I further understand that this argument is based on the idea that human pollution caused this daytime cooling, that it affected the range of day time temperatures as well as the difference between night time temperatures which continued to show warming, and daytime ones that didn’t. This makes day time temperature range significant: if this is right it would be expected to show a variation that correlates with human activity.
But this isn’t my field; I’m just reading what I can in an attempt to understand as much as possible about an important issue and, for me at least, that means reading Watts and reading this blog. Just searching out stuff you’re already disposed to accept isn’t good enough. My comment was prompted by what struck me as a somewhat partial quotation and exasperation: I’m with Feynman when he said you should point out the problems with a theory, not just the things that support it.

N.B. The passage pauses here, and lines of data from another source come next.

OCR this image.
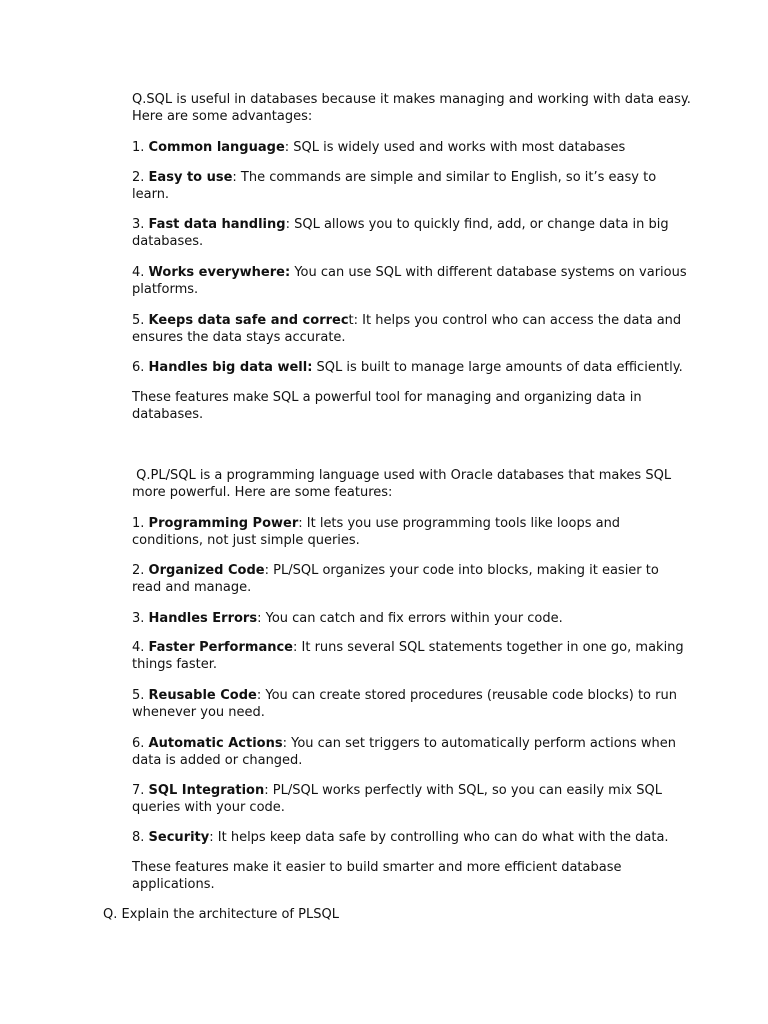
Q.SQL is useful in databases because it makes managing and working with data easy. Here are some advantages:

1. Common language: SQL is widely used and works with most databases

2. Easy to use: The commands are simple and similar to English, so it’s easy to learn.

3. Fast data handling: SQL allows you to quickly find, add, or change data in big databases.

4. Works everywhere: You can use SQL with different database systems on various platforms.

5. Keeps data safe and correct: It helps you control who can access the data and ensures the data stays accurate.

6. Handles big data well: SQL is built to manage large amounts of data efficiently.

These features make SQL a powerful tool for managing and organizing data in databases.

Q.PL/SQL is a programming language used with Oracle databases that makes SQL more powerful. Here are some features:

1. Programming Power: It lets you use programming tools like loops and conditions, not just simple queries.

2. Organized Code: PL/SQL organizes your code into blocks, making it easier to read and manage.

3. Handles Errors: You can catch and fix errors within your code.

4. Faster Performance: It runs several SQL statements together in one go, making things faster.

5. Reusable Code: You can create stored procedures (reusable code blocks) to run whenever you need.

6. Automatic Actions: You can set triggers to automatically perform actions when data is added or changed.

7. SQL Integration: PL/SQL works perfectly with SQL, so you can easily mix SQL queries with your code.

8. Security: It helps keep data safe by controlling who can do what with the data.

These features make it easier to build smarter and more efficient database applications.

Q. Explain the architecture of PLSQL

[It's not really a "partial quotation" is it? That sentence you are interested in is stuck on the end of the abstract as a new paragraph and isn't really related to the 2 sentences I quote and which are related to the subject of this post. I'm not really interested in DTR and I doubt Watts was either. - AR]
At least Watts invites people with different views to post on his blog and has been at the forefront of attempts to cross the ideological divide, not least with Judith Curry.

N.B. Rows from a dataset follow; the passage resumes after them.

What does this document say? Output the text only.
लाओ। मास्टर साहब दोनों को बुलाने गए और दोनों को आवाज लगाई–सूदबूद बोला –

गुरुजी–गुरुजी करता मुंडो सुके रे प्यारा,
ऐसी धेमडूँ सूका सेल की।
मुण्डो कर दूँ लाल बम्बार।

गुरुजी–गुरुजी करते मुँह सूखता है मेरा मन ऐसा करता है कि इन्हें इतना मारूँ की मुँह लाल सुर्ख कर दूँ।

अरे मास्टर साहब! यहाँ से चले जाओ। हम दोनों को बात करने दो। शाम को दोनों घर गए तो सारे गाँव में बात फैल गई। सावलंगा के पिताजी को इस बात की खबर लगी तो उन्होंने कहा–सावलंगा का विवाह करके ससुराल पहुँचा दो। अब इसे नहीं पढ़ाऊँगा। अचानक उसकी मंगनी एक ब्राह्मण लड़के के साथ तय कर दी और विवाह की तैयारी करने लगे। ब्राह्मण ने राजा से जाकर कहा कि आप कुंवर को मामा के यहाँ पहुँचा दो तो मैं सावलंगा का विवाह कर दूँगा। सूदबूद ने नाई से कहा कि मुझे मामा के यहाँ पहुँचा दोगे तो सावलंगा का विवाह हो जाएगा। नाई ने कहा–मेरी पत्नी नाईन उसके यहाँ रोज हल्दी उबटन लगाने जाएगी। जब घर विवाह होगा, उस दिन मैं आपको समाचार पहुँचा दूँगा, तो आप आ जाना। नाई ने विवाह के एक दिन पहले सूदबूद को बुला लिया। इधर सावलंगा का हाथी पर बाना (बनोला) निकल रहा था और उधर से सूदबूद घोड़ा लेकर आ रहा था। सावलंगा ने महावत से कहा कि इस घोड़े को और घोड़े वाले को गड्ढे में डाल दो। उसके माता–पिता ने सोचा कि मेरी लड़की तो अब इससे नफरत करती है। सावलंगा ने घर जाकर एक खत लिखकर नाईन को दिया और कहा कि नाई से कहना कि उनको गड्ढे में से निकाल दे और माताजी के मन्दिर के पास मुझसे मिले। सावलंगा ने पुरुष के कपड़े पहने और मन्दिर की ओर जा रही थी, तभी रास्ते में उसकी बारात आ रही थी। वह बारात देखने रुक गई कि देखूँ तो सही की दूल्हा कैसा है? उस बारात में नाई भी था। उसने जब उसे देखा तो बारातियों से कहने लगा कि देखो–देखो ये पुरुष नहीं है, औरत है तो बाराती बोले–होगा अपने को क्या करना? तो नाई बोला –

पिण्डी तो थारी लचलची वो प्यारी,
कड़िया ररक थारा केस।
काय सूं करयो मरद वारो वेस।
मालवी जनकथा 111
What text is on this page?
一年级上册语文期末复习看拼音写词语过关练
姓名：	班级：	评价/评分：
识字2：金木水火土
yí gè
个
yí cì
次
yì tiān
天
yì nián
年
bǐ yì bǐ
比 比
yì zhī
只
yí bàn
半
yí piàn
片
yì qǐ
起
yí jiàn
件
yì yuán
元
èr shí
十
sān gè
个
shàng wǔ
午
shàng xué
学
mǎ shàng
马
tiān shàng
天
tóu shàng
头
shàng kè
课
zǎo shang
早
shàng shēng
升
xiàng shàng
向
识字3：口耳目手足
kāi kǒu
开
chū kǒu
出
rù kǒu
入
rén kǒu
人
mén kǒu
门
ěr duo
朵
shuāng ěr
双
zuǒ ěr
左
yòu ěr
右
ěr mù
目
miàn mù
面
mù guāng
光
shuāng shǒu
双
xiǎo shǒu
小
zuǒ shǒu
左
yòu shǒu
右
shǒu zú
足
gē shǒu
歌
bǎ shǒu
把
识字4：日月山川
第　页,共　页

Ben, of course you’re right. Andy, a century is an arbitrary scale, of course.
I’d still be interested in your take on statistical significance.
JMurphy Says:
May 17, 2011 at 12:05 pm | Reply
In what way has Watts atempted to cross “the ideological divide” ?
Ben Says:
May 17, 2011 at 3:16 pm | Reply
Peter, I encourage a critical (i.e. thoughtful) reading of Anthony’s blog but my god do you really think he’s “at the forefront of attempts to cross the ideological divide”? Anthony has done more to harden denialist thought than anyone, with the possible exception Marc Morano.

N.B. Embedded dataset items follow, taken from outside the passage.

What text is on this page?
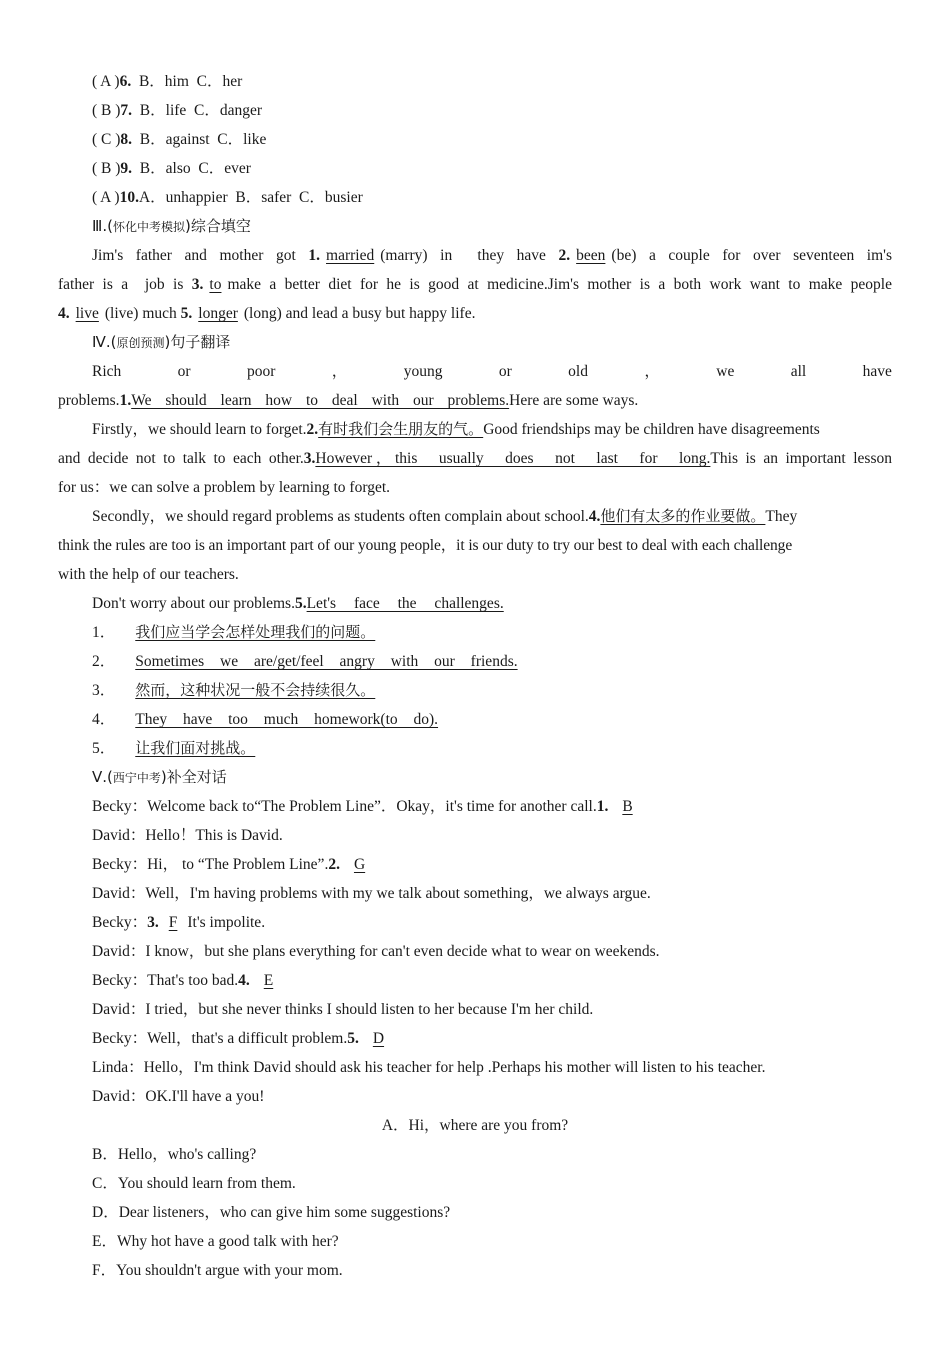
( A )6.  B．him  C．her
( B )7.  B．life  C．danger
( C )8.  B．against  C．like
( B )9.  B．also  C．ever
( A )10.A．unhappier  B．safer  C．busier
Ⅲ.(怀化中考模拟)综合填空
Jim's father and mother got 1. married (marry) in  they have 2. been (be) a couple for over seventeen im's
father is a  job is 3. to make a better diet for he is good at medicine.Jim's mother is a both work want to make people
4. live (live) much 5. longer (long) and lead a busy but happy life.
Ⅳ.(原创预测)句子翻译
Rich	or	poor	，	young	or	old	，	we	all	have
problems.1.We should learn how to deal with our problems.Here are some ways.
Firstly，we should learn to forget.2.有时我们会生朋友的气。Good friendships may be children have disagreements
and decide not to talk to each other.3.However，this usually does not last for long.This is an important lesson
for us：we can solve a problem by learning to forget.
Secondly，we should regard problems as students often complain about school.4.他们有太多的作业要做。They
think the rules are too is an important part of our young people，it is our duty to try our best to deal with each challenge
with the help of our teachers.
Don't worry about our problems.5.Let's face the challenges.
1． 我们应当学会怎样处理我们的问题。
2． Sometimes we are/get/feel angry with our friends.
3． 然而，这种状况一般不会持续很久。
4． They have too much homework(to do).
5． 让我们面对挑战。
Ⅴ.(西宁中考)补全对话
Becky：Welcome back to“The Problem Line”．Okay，it's time for another call.1. B
David：Hello！This is David.
Becky：Hi， to “The Problem Line”.2. G
David：Well，I'm having problems with my we talk about something，we always argue.
Becky：3. F It's impolite.
David：I know，but she plans everything for can't even decide what to wear on weekends.
Becky：That's too bad.4. E
David：I tried，but she never thinks I should listen to her because I'm her child.
Becky：Well，that's a difficult problem.5. D
Linda：Hello，I'm think David should ask his teacher for help .Perhaps his mother will listen to his teacher.
David：OK.I'll have a you!
A．Hi，where are you from?
B．Hello，who's calling?
C．You should learn from them.
D．Dear listeners，who can give him some suggestions?
E．Why hot have a good talk with her?
F．You shouldn't argue with your mom.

The “different views” he solicits are unthreatening fig-leaves.
andyrussell Says:
May 17, 2011 at 3:24 pm | Reply
I’ve got no problem with most of what Keenan says, although he’s not the first/only person to be saying these things. There’s a JoC paper from 2010 and it was one of the useful points to come out of the UEA email enquiries (i.e. working more with stats people). Not sure where the funding was supposed to come from for these new people though!
I suppose the bigger problem comes down to climate science covering so much stuff – you can’t just look at problems from a stats/dynamics/modelling/chemistry/radiation/whatever perspective for too long before a) not getting very far or b) needing to doing something you’ve not done before.
omnologos Says:
May 19, 2011 at 7:21 am | Reply
Am surprised nobody claimed it was irrelevant as the US only covers 2% of the globe…
andyrussell Says:
May 19, 2011 at 7:43 am | Reply
Maybe that’ll be Watts’ next move: if you can’t find anything in the US, let’s give Europe a go.
I can’t imagine there’d be much enthusiasm left for such a project, though.